While in Utah, the results had looked like a continuation of his Cleveland days. In Cleveland, Crowder was averaging 8.6 points on 41% shooting from the field and 32.8% from three with 3.3 rebounds and 1.3 assists a game. How’s the results been in Utah? Well ... on the surface it might not look like an improvement. It actually looks like a regression. Jae Crowder might be scoring more points a game (13.5) but he’s doing so shooting 5 more shots a game than in Cleveland while shooting a worse percentage from the field (39.4%). So this whole thing is a trainwreck and we should move on from it right? Wrong.
The reason that Crowder has had an increase in shot attempts is the bench unit needs someone to take those shots. If he doesn’t take them then who does? The other reason for the spike is he’s being asked to take more 3 pointers. He’s also hitting a higher percentage of those threes in Utah (34.3%).

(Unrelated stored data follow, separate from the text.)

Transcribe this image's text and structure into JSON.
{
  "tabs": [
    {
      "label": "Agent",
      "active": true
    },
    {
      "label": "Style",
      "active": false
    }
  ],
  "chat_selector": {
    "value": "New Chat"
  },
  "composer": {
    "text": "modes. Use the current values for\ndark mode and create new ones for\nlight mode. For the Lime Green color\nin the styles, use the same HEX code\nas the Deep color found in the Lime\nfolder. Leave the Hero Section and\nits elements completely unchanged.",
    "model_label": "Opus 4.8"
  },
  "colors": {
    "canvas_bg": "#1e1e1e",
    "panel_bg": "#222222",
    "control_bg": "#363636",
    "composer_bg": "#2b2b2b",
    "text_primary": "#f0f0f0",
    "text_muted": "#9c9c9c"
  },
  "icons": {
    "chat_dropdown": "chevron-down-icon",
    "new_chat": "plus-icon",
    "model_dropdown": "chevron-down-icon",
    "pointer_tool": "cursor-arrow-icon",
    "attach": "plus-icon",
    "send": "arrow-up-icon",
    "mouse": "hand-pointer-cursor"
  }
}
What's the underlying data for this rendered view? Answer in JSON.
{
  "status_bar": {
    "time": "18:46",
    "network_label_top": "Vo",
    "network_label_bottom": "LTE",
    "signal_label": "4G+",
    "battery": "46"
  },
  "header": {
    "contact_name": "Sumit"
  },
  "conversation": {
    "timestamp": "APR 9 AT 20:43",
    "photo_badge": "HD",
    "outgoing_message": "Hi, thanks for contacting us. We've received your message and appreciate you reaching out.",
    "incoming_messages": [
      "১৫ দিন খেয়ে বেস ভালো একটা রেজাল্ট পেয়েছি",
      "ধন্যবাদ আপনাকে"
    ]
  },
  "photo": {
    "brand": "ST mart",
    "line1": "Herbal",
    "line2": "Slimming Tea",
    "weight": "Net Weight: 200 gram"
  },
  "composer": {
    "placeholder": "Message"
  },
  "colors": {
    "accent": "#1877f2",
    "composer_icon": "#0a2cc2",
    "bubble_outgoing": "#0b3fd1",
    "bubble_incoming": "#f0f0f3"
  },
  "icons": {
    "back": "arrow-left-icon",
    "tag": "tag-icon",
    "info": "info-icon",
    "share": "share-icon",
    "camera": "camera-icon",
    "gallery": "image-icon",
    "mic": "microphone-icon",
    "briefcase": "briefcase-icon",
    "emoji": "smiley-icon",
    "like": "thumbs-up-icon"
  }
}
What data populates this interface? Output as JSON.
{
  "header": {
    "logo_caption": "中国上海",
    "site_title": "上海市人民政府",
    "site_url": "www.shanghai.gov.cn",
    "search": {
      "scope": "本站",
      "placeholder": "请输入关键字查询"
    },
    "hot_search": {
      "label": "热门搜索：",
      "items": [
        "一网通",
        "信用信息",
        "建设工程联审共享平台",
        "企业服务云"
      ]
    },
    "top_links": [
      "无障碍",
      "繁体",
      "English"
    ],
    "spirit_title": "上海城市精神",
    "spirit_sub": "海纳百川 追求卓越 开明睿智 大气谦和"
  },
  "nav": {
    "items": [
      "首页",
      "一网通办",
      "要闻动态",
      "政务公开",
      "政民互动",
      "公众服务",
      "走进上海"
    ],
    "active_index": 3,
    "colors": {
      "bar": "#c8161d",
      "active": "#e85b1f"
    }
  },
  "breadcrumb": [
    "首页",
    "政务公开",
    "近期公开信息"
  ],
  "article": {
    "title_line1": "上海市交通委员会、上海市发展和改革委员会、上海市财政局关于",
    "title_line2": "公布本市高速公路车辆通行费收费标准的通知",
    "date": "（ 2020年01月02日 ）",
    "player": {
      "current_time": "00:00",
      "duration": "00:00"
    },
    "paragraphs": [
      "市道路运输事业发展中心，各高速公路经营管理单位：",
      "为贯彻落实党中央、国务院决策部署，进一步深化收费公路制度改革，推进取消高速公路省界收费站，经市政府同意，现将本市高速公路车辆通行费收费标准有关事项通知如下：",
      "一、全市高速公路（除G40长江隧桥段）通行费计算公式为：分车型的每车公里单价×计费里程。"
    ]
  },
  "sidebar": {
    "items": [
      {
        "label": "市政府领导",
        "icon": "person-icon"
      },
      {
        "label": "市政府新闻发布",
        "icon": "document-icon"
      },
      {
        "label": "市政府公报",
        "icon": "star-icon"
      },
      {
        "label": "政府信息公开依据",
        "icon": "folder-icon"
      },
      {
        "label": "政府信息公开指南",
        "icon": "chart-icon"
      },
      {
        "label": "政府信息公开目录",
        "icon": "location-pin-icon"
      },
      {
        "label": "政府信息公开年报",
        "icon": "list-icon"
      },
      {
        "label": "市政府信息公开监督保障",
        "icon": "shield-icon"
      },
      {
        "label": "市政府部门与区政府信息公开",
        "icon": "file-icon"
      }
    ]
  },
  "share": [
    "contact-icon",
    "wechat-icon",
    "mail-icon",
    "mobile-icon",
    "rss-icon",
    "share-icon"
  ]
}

In addition to seeing an improvement from distance, Crowder is benefitting from playing on a team built around his defensive identity. When Jae Crowder is on the court the Jazz team has a +/- of +7.1 versus when he’s off the court Utah has a +/- of +5.1. The team plays better when he’s on the court despite the basics statistics saying Crowder is playing worse in Utah than in Cleveland.
When looking at lineup data, Jae Crowder’s inclusion into the lineup has provided Utah with the league’s top lineup post All Star break. The lineup of Ricky Rubio, Donovan Mitchell, Joe Ingles, Jae Crowder, and Rudy Gobert has a net rating of 31.2 with the league’s best defensive rating at 84.7. Surprisingly it also yields the league’s 4th best offensive rating post All Star break at 115.9. This isn’t small sample size either. That lineup has played 7 games together with a collective 71 minutes played. In other words, it looks like it could have the makings of a very sustainable defensive lineup. This provides Utah with two great defensive lineups when going big or countering a small lineup.
What should be frightening to the Western Conference is it appears Jae Crowder is improving and quickly. The past two games, Jae Crowder is really finding his place in the rotation. He’s shooting 56% from the field and 47% from the 3 point line. In those games, Crowder has scored 22 points and 16 points. It appears that Crowder is starting to feel comfortable in the Jazz’s offense and find his place.
One thing that probably won’t continue to be so high is his shot attempts. With the return of Dante Exum being any game now, Crowder is sure to see a decrease in shot attempts when the young guard returns to the lineup. If Crowder continues to increase his efficiency this will only provide Utah with more options off the bench and hopefully provide their starting unit some additional rest.
Like a new shoe, the Utah Jazz had to spend some time breaking Jae Crowder into the lineup. Now that they’ve had some time, it’s looking like Jae Crowder is the perfect fit for the Utah Jazz.